The oldest people in the survey had grown up with better nutrition and had better medical treatments, resulting in less disability, Seeman said. “The hope was, this was a portent of good things to come as this population got larger. But ours is the first data to suggest disability rates may be going up. If it’s true, it certainly suggests the baby boomers, whatever health benefits they’ve enjoyed up until now, may not enjoy such a rosy older age.”

Seeman and her colleagues compared data from two large national health and nutrition surveys, one conducted from 1988 to 1994 and another from 1999 to 2004. Among people 80 and older, the data showed improvements in disability rates over time, especially among women. There was no change in disability rates among people in their 70s. However, disability rates rose among people in their 60s.

Disability measurements assess how well an individual can perform daily activities, such as walking up a flight of stairs, managing personal finances and performing household chores.

The study, funded by the National Institute on Aging and published in the American Journal of Public Health, doesn’t explain why more people are becoming disabled as they enter their later years. But, Seeman said, rising levels of obesity appear to be the major factor; the greatest increases in disabilities were among non-whites and people who were obese or overweight.

“Normal-weight individuals do not show a trend of increasing disabilities,” she said. “It does seem to be that the increase is restricted to the groups that are overweight and obese. But part of the problem is that more and more people are overweight and obese.”

Obesity affects health in a number of ways, said Ellen L. Idler, a professor of sociology and epidemiology at Emory University and a gerontology expert. She was not involved in the study.

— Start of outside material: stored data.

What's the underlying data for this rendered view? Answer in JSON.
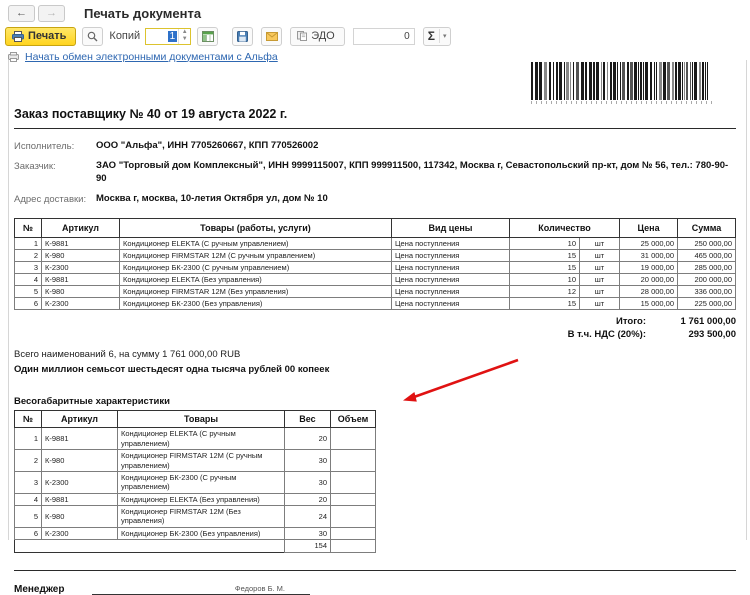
{
  "nav": {
    "back": "←",
    "forward": "→",
    "title": "Печать документа"
  },
  "toolbar": {
    "print_label": "Печать",
    "copies_label": "Копий",
    "copies_value": "1",
    "edo_label": "ЭДО",
    "counter_value": "0",
    "sum_label": "Σ",
    "chevron": "▾"
  },
  "link": {
    "label": "Начать обмен электронными документами с Альфа"
  },
  "document": {
    "title": "Заказ поставщику № 40 от 19 августа 2022 г.",
    "fields": [
      {
        "label": "Исполнитель:",
        "value": "ООО \"Альфа\", ИНН 7705260667, КПП 770526002"
      },
      {
        "label": "Заказчик:",
        "value": "ЗАО \"Торговый дом Комплексный\", ИНН 9999115007, КПП 999911500, 117342, Москва г, Севастопольский пр-кт, дом № 56, тел.: 780-90-90"
      },
      {
        "label": "Адрес доставки:",
        "value": "Москва г, москва, 10-летия Октября ул, дом № 10"
      }
    ],
    "goods_table": {
      "headers": [
        "№",
        "Артикул",
        "Товары (работы, услуги)",
        "Вид цены",
        "Количество",
        "Цена",
        "Сумма"
      ],
      "rows": [
        [
          "1",
          "К-9881",
          "Кондиционер ELEKTA (С ручным управлением)",
          "Цена поступления",
          "10",
          "шт",
          "25 000,00",
          "250 000,00"
        ],
        [
          "2",
          "К-980",
          "Кондиционер FIRMSTAR 12М (С ручным управлением)",
          "Цена поступления",
          "15",
          "шт",
          "31 000,00",
          "465 000,00"
        ],
        [
          "3",
          "К-2300",
          "Кондиционер БК-2300 (С ручным управлением)",
          "Цена поступления",
          "15",
          "шт",
          "19 000,00",
          "285 000,00"
        ],
        [
          "4",
          "К-9881",
          "Кондиционер ELEKTA (Без управления)",
          "Цена поступления",
          "10",
          "шт",
          "20 000,00",
          "200 000,00"
        ],
        [
          "5",
          "К-980",
          "Кондиционер FIRMSTAR 12М (Без управления)",
          "Цена поступления",
          "12",
          "шт",
          "28 000,00",
          "336 000,00"
        ],
        [
          "6",
          "К-2300",
          "Кондиционер БК-2300 (Без управления)",
          "Цена поступления",
          "15",
          "шт",
          "15 000,00",
          "225 000,00"
        ]
      ]
    },
    "totals": {
      "total_label": "Итого:",
      "total_value": "1 761 000,00",
      "vat_label": "В т.ч. НДС (20%):",
      "vat_value": "293 500,00"
    },
    "summary_line": "Всего наименований 6, на сумму 1 761 000,00 RUB",
    "amount_in_words": "Один миллион семьсот шестьдесят одна тысяча рублей 00 копеек",
    "weight_section": {
      "title": "Весогабаритные характеристики",
      "headers": [
        "№",
        "Артикул",
        "Товары",
        "Вес",
        "Объем"
      ],
      "rows": [
        [
          "1",
          "К-9881",
          "Кондиционер ELEKTA (С ручным управлением)",
          "20",
          ""
        ],
        [
          "2",
          "К-980",
          "Кондиционер FIRMSTAR 12М (С ручным управлением)",
          "30",
          ""
        ],
        [
          "3",
          "К-2300",
          "Кондиционер БК-2300 (С ручным управлением)",
          "30",
          ""
        ],
        [
          "4",
          "К-9881",
          "Кондиционер ELEKTA (Без управления)",
          "20",
          ""
        ],
        [
          "5",
          "К-980",
          "Кондиционер FIRMSTAR 12М (Без управления)",
          "24",
          ""
        ],
        [
          "6",
          "К-2300",
          "Кондиционер БК-2300 (Без управления)",
          "30",
          ""
        ]
      ],
      "total_weight": "154"
    },
    "footer": {
      "manager_label": "Менеджер",
      "manager_name": "Федоров Б. М."
    }
  },
  "colors": {
    "accent_yellow": "#ffd41f",
    "link_blue": "#2e67b1",
    "arrow_red": "#e01212"
  }
}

“The strain of excess weight on joints, the cardiovascular effects — definitely. Trends in obesity would lead you to expect more disabilities,” she said.

More people today survive heart attacks and strokes but may be left with related disabilities, she added. And with obesity rates even higher among younger and middle-age people, disability rates may continue to climb, Idler said.

Public health efforts targeting obesity may be the best way to address disabilities, Seeman said. But specific therapies and lifestyle changes can also help people regain their ability to function normally.

“Even in older age, people have an amazing ability to change behavior and for that to change health risk,” she said. “If we don’t do anything, we’re going to face an older population that is bigger and much more disabled.”